В тот памятный год, когда прекрасная миллионерша Ван Лимэй покорила и похитила нашу достопримечательность Олега, мы в своем стремлении отстоять честь России загнали в зимнее море тысячи теплолюбивых и боящихся воды китайцев, чопорных англичан, надменных шведов, медлительных канадцев, “стремительных” финнов, педантичных немцев, “своих в доску” американцев, невозмутимых японцев.

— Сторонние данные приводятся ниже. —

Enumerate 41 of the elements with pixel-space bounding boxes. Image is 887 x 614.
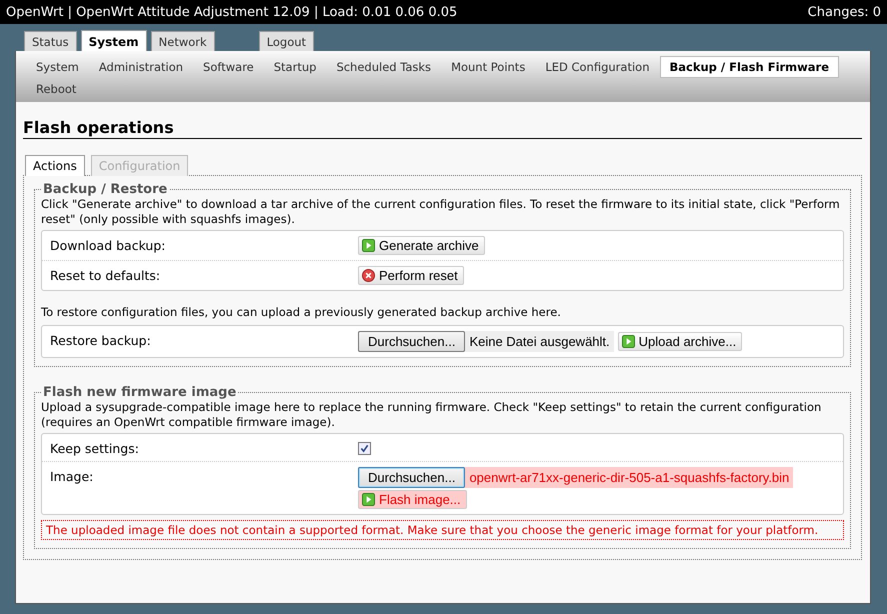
sub-tab[interactable]: Backup / Flash Firmware xyxy=(660,56,840,78)
main-tab[interactable]: Status xyxy=(24,31,77,51)
section-tab[interactable]: Actions xyxy=(25,155,85,176)
page-title: Flash operations xyxy=(23,118,862,139)
section-legend: Flash new firmware image xyxy=(41,385,238,400)
sub-tab[interactable]: Mount Points xyxy=(441,56,536,78)
browse-button[interactable]: Durchsuchen... xyxy=(358,331,466,352)
cross-circle-icon xyxy=(362,269,375,282)
error-message: The uploaded image file does not contain a supported format. Make sure that you choose the generic image format for your platform. xyxy=(41,520,844,540)
main-tab[interactable]: Network xyxy=(150,31,215,51)
sub-tab[interactable]: Scheduled Tasks xyxy=(326,56,442,78)
action-button[interactable]: Generate archive xyxy=(358,236,485,255)
main-tab[interactable]: System xyxy=(80,30,147,51)
sub-tab[interactable]: System xyxy=(26,56,89,78)
sub-tab[interactable]: LED Configuration xyxy=(535,56,660,78)
section-description: Upload a sysupgrade-compatible image here to replace the running firmware. Check "Keep settings" to retain the current configuration (requires an OpenWrt compatible firmware image). xyxy=(41,400,822,430)
sub-tab[interactable]: Administration xyxy=(88,56,194,78)
restore-note: To restore configuration files, you can upload a previously generated backup archive here. xyxy=(41,305,562,320)
browse-button[interactable]: Durchsuchen... xyxy=(358,467,466,488)
option-label: Download backup: xyxy=(50,237,166,255)
option-label: Restore backup: xyxy=(50,332,152,350)
keep-settings-checkbox[interactable] xyxy=(358,442,371,455)
option-label: Image: xyxy=(50,468,94,486)
sub-tab[interactable]: Startup xyxy=(264,56,326,78)
option-label: Keep settings: xyxy=(50,440,140,456)
reset-button[interactable]: Perform reset xyxy=(358,266,464,285)
changes-counter[interactable]: Changes: 0 xyxy=(808,4,881,20)
upload-button[interactable]: Upload archive... xyxy=(618,332,742,351)
image-file-field[interactable]: Durchsuchen... openwrt-ar71xx-generic-dir-505-a1-squashfs-factory.bin xyxy=(358,467,794,488)
play-icon xyxy=(362,239,375,252)
header-title: OpenWrt | OpenWrt Attitude Adjustment 12.09 | Load: 0.01 0.06 0.05 xyxy=(6,4,458,20)
section-legend: Backup / Restore xyxy=(41,182,170,197)
logout-tab[interactable]: Logout xyxy=(258,31,314,51)
play-icon xyxy=(362,493,375,506)
file-name: openwrt-ar71xx-generic-dir-505-a1-squashfs-factory.bin xyxy=(468,470,790,485)
sub-tab[interactable]: Reboot xyxy=(26,78,86,100)
option-label: Reset to defaults: xyxy=(50,267,162,285)
play-icon xyxy=(622,335,635,348)
sub-tab[interactable]: Software xyxy=(193,56,264,78)
file-status: Keine Datei ausgewählt. xyxy=(468,334,611,349)
section-description: Click "Generate archive" to download a tar archive of the current configuration files. To reset the firmware to its initial state, click "Perform reset" (only possible with squashfs images). xyxy=(41,197,841,227)
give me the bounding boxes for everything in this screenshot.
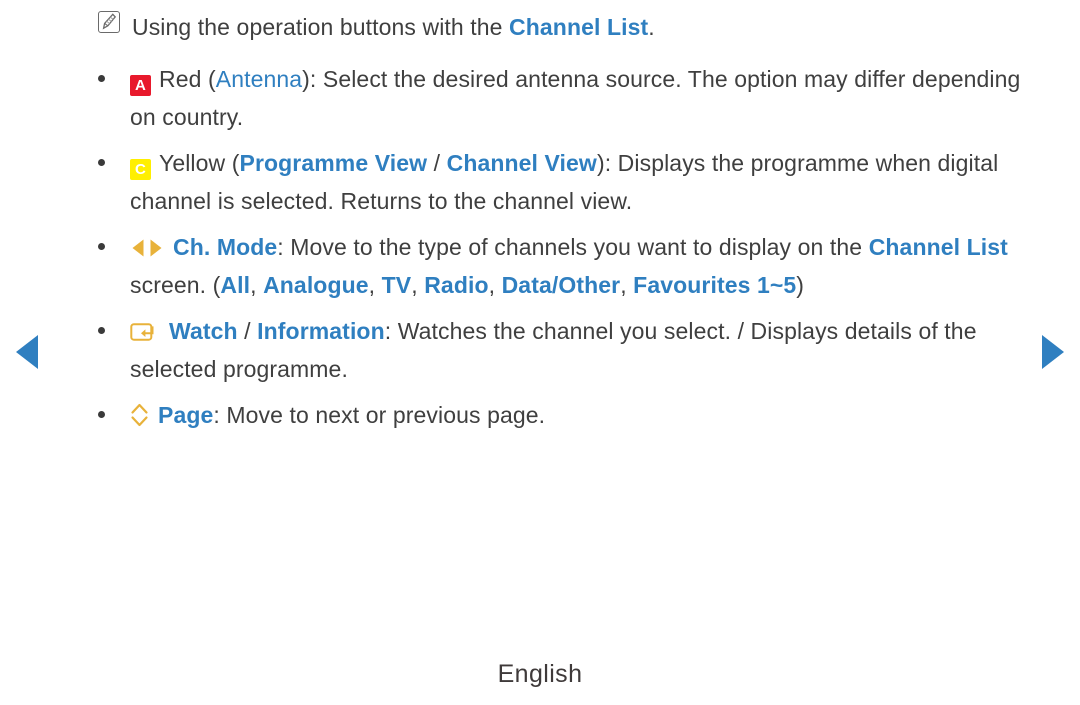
manual-content: Using the operation buttons with the Cha… <box>0 0 1080 442</box>
item3-option-analogue: Analogue <box>263 272 369 298</box>
bullet-marker <box>98 159 105 166</box>
item4-watch: Watch <box>169 318 238 344</box>
bullet-marker <box>98 327 105 334</box>
note-icon <box>98 11 120 33</box>
item2-programme-view: Programme View <box>239 150 428 176</box>
red-a-key-icon: A <box>130 75 151 96</box>
note-highlight-channel-list: Channel List <box>509 14 649 40</box>
list-item-text: Watch / Information: Watches the channel… <box>130 312 1034 388</box>
item5-seg2: : Move to next or previous page. <box>213 402 546 428</box>
item3-seg10: , <box>411 272 425 298</box>
item1-antenna-link: Antenna <box>215 66 303 92</box>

С японцами мы встретились без малого через сто лет после обороны Порт-Артура в бывшем русском порту Дальнем, а ныне индустриальном и культурном центре Даляне — на Ляодунском полуострове, с трех сторон омываемом Желтым морем. В те дни, в конце октября 2003 года, с севера подул ветер и принес снежный заряд и шторм на море, отчего температура воды опустилась до плюс семи градусов, а воздуха — до плюс трех. Тут-то и пробил наш час. Только отчаянные смельчаки из двадцати команд мира решились выйти на понтоны и броситься в объятия стихии. По условиям соревнования предстояло проплыть на скорость двести метров брассом и столько же — вольным стилем, но нашим козырем был рекорд по продолжительности пребывания в холодной воде. Вы скажете: так не бывает, невозможно мерзнуть тридцать минут в ледяной купели даже за честь Родины! Отвечаю маловерам: можно! нужно! необходимо!
Не зря минировал суда условного и непосредственного противника сначала в теплом Черном море, а когда военно-морская база была передана Украине, — в студеном Охотском, на службе в Камчатской флотилии мой друг, ныне отставной боевой пловец Николай.
Не случайно подопытным кроликом за копейки испытывал возможности человеческого организма по пребыванию в ледяной воде, выполняя заказ ГРУ, сегодняшний успешный бизнесмен Алексей.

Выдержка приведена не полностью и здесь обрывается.